Acting President Yemi Osinbajo signing the 2017 Budget into Law while (from left to right), National Assembly Liasion Officer to the President, Senator Ita Enang; Minister of Budget and National Planning, Senator Udoma Udo Udoma; Chief of Staff to the President, Abba Kyari; and Minister of Finance, Kemi Adesoun, look on at the State House, Abuja... recently

Kunle Aderinokun

As a fallout of signing of the 2017 budget into law by Acting President Yemi Osinbajo, the Executive and the National Assembly have agreed to return the Federal Government to a January–December budget calendar, starting from the 2018 budget.

To this end, the executive has made a commitment to submit 2018 budget to the National Assembly so that it can be passed into law before the end of 2017. This may not be unconnected with the effort to ensure timely and effective implementation of the budget.

While this is not the first time a timeline would be set for the appropriation bill to be signed into law before the end of December and implemented from January, executive-legislature disagreement or wrangling usually defeat the objective. The January-December calendar has been scheduled a number of times before and during the current administration.

For instance, during the administration of former President Goodluck Jonathan, the government had stipulated submission of the appropriation bill by September for deliberation and early passage into law.

Besides, last year, the senate committee on reforming the budget process in Nigeria proposed a budget calendar that would ensure that the President assents to the appropriations law by the third week of December while the MTEF is submitted in the second week of July as the first step in the budget process.

The decision to return to the January- December calendar has therefore attracted the attention of economic analysts who see it as a way to faithfully comply with the budget and ensure adherence to the fiscal policy.

According to the CEO, Nigeria Competitiveness Council of Nigeria (NCCN), Matthias Chika Mordi, it is a positive development that brings some certainty to fiscal policy.

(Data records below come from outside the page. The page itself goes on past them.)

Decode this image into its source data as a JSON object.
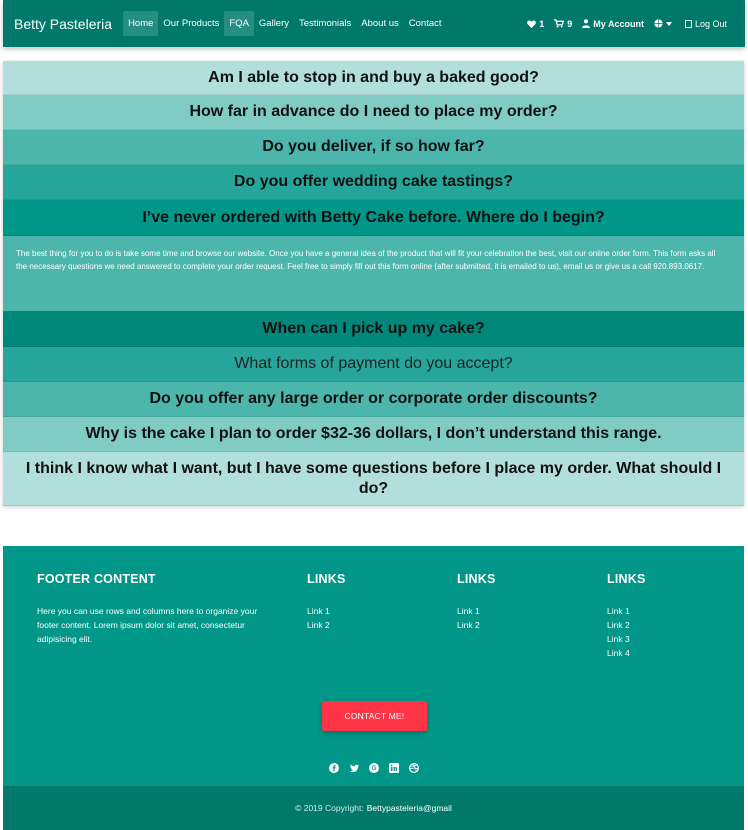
{
  "nav": {
    "brand": "Betty Pasteleria",
    "links": [
      "Home",
      "Our Products",
      "FQA",
      "Gallery",
      "Testimonials",
      "About us",
      "Contact"
    ],
    "wishlist_count": "1",
    "cart_count": "9",
    "account_label": "My Account",
    "logout_label": "Log Out"
  },
  "faq": {
    "questions": [
      "Am I able to stop in and buy a baked good?",
      "How far in advance do I need to place my order?",
      "Do you deliver, if so how far?",
      "Do you offer wedding cake tastings?",
      "I’ve never ordered with Betty Cake before. Where do I begin?",
      "When can I pick up my cake?",
      "What forms of payment do you accept?",
      "Do you offer any large order or corporate order discounts?",
      "Why is the cake I plan to order $32-36 dollars, I don’t understand this range.",
      "I think I know what I want, but I have some questions before I place my order. What should I do?"
    ],
    "answer_text": "The best thing for you to do is take some time and browse our website. Once you have a general idea of the product that will fit your celebration the best, visit our online order form. This form asks all the necessary questions we need answered to complete your order request. Feel free to simply fill out this form online (after submitted, it is emailed to us), email us or give us a call 920.893.0617.",
    "colors": [
      "#b2dfdb",
      "#80cbc4",
      "#4db6ac",
      "#26a69a",
      "#009688",
      "#00897b"
    ]
  },
  "footer": {
    "content_title": "FOOTER CONTENT",
    "content_text": "Here you can use rows and columns here to organize your footer content. Lorem ipsum dolor sit amet, consectetur adipisicing elit.",
    "col2": {
      "title": "LINKS",
      "links": [
        "Link 1",
        "Link 2"
      ]
    },
    "col3": {
      "title": "LINKS",
      "links": [
        "Link 1",
        "Link 2"
      ]
    },
    "col4": {
      "title": "LINKS",
      "links": [
        "Link 1",
        "Link 2",
        "Link 3",
        "Link 4"
      ]
    },
    "contact_button": "CONTACT ME!",
    "socials": [
      "facebook-icon",
      "twitter-icon",
      "google-plus-icon",
      "linkedin-icon",
      "dribbble-icon"
    ],
    "copyright": "© 2019 Copyright:",
    "copyright_owner": "Bettypasteleria@gmail"
  }
}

Pointing out that it is instructive that we have crossed the halfway line in 2017 while waiting for the budget, Mordi stated that, “it begged the question on budget fidelity: Does the FGN comply with the budget?

“The budget is a statement of intent and requisite fiscal discipline in terms of compliance is equally important. On the budget itself, based on the available summarised headlines (we await the detailed budget) there is an encouraging but insufficient nominal increase in CAPEX, burdensome debt ratio (in the context of increased borrowings and deficit financing), and a reflationary theme that reflects recession reversal.

“If the absolute figures are weighted for inflation or converted to US Dollar terms, the CAPEX increases are marginal or an actual contraction. Another source of concern is the oil price benchmark. We consider $50 to be a ceiling for oil prices over the next two years. Prices are likely to oscillate in the forties in cadence with US supply increases. It will be prudent to pick a lower benchmark price,” posited, ….who is also the CEO of Accender Strategies.

Also reacting, Executive Director, Corporate Finance, BGL Capital Ltd, Femi Ademola, noted that, “The normal fiscal year in Nigeria is from January to December; hence the ideal is for the budget to also cover the same period.”

This, Ademola said, had been an issue in Nigeria especially since the return to democracy in 1999 when the separation of executive and legislative responsibilities was restored. “This also necessitated the inclusion in the economic blueprint of the President Jonathan’s administration that annual budget will be presented to the National Assembly by September/October of every year. This was to ensure the passage of the budget on/before the commencement of the fiscal year in January. So a return to January-December budget cycle is very apt.”

“In addition to meeting the government budget Plan, the cycle helps businesses that depend significantly on government plans and budget to make seamless plan of their activities early enough in the year.

A stable budget cycle will also aid economic progress through certainty of expected actions and ease of raising needed funding for projects,” he said,

To the analysts at Eczellon Capital Ltd, the decision to return the Federal Government to a January-December budget calendar was laudable and appropriate. In the same vein, many countries of the world operate a January 1-December 31 budget calendar.

They stated that, “The current budget calendar had been characterised with late/incomplete execution of capital projects triggered by delayed commencement of the budget process. Thus, most capital items in the budget which might have been impactful on the economy usually get the least percentage of implementation, whilst recurrent items with minimal impact get complete execution.”

The analysts further said, “We believe that the January 1-December 31 budget calendar would foster swift and complete implementation of capital and recurrent items in the budget.”

“The new budget calendar would imply a shift in revenue and expenditure reporting. Hence, there will be slight changes in the reporting of revenues from taxes and other sources of income to January 1- December 31. Definitely, the accounting books will have to be changed to reflect the new budget calendar proposed by the Federal Government.

Also, the new budget calendar will imply that government may merge revenues with core business in the country as more corporate organisations run a January1-December 31 budget calendar.”